No es una disputa moral, sino pragmática y funcional. De que valdría la pena quemar en leña verde a ciertas creaturas de catadura bestial irremediable, y de que eso podría hacer la alegría de los justos, puede ser… ¿Pero serían tan justos e infalibles quienes tomaran la decisión de hacerlo? ¿Cuándo esa justicia no derivaría en un salvaje linchamiento? Ese, es el caso…

II.

¿Y qué hacer con los invencibles enemigos armados de la sociedad y del Estado se derecho?: ¿que sigan con sus mortandades mientras la política del bienestar acaba con sus razones naturales y originarias, y les ofrece la oportunidad de abandonar su labor de criminales mediante un modo honorable de vivir mejor? En lo personal, ante la barbarie del narcoterror y sus crímenes extremos, por ejemplo, y ante la casi absoluta permisividad con que los incentiva el sistema policial y penal mexicano, prefiero el exterminio de esa peste de crueldad enfrentando a sus ejecutores y matándolos –si no queda más remedio, claro está, si ofrecen resistencia- mediante el aparato de guerra del Estado, como no ocurre, en efecto, hoy día, cuando se opta por una jurisdiccionalidad que es la culpable de más del noventa por ciento de la impunidad procesal, y por tanto de la reincidencia de los criminales y de la multiplicación del delito, y se prefiere la defensa de los derechos humanos de los integrantes de las hordas homicidas y el mantenimiento de la tropa en sus cuarteles, para que no se les toque ni con el pétalo de una rosa. Porque los sicarios se ríen de la inocencia de Fiscalías, Procuradurías de Justicia y tribunales que, cuando no están corrompidos terminan siendo sometidos por su propia y lerda incompetencia, y por la amenaza y el sangriento poder de esas bandas criminales.

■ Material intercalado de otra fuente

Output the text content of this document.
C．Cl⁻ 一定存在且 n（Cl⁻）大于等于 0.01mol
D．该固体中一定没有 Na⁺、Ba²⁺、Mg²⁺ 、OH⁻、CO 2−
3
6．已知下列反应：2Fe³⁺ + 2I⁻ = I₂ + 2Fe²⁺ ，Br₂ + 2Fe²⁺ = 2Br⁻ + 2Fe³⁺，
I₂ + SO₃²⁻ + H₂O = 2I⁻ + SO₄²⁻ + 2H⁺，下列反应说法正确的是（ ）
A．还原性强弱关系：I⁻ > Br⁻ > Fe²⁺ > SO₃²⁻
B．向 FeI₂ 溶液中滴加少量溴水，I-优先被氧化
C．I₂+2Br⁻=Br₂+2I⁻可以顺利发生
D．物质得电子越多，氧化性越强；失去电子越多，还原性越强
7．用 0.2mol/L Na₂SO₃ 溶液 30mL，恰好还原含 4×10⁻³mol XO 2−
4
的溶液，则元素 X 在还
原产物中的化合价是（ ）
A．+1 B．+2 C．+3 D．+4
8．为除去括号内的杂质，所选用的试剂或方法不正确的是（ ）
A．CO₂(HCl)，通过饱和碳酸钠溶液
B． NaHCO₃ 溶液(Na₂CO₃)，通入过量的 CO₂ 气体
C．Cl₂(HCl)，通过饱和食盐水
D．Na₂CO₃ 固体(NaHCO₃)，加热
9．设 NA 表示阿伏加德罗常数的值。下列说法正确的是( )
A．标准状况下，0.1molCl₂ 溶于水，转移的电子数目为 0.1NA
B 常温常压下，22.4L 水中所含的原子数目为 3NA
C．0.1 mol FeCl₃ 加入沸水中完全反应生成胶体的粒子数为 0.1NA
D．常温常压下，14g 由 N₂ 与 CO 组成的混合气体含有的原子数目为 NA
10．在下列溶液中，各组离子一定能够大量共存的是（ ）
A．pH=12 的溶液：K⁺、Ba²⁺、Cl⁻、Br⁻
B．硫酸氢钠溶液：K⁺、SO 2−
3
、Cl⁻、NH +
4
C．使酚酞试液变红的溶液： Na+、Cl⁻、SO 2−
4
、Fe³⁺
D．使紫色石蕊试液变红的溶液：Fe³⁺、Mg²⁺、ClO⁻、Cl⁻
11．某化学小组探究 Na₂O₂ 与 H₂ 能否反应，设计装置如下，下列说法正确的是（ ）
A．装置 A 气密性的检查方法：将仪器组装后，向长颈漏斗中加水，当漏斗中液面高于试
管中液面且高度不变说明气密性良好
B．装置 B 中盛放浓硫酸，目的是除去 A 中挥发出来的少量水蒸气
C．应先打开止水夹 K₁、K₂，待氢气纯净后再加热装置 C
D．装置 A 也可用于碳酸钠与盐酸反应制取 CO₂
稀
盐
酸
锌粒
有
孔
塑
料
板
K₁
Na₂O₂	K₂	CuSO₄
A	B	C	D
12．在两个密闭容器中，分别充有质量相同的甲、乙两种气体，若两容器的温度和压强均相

Y a lo único que en realidad estas últimas temen es a lo que hoy día se mantiene inmovilizada casi por completo en sus cuarteles: la masiva fuerza armada del Estado mexicano con su arsenal de guerra, parapetada detrás del argumento politiquero y legaloide de su comandante en jefe sobre la inconstitucionalidad invencible -por reformable que sea en casos de excepción- de sus operaciones contra objetivos civiles, mientras todas las policías, de todos los niveles de la seguridad pública, y la militarizada misma del Gobierno federal, demuestran su perfecta insignificancia y tolerancia frente a la movilidad ilimitada y letal de los peores enemigos -además de los personajes de la política y la representación popular- de la libertad, la democracia, la paz social y la vida civilizada.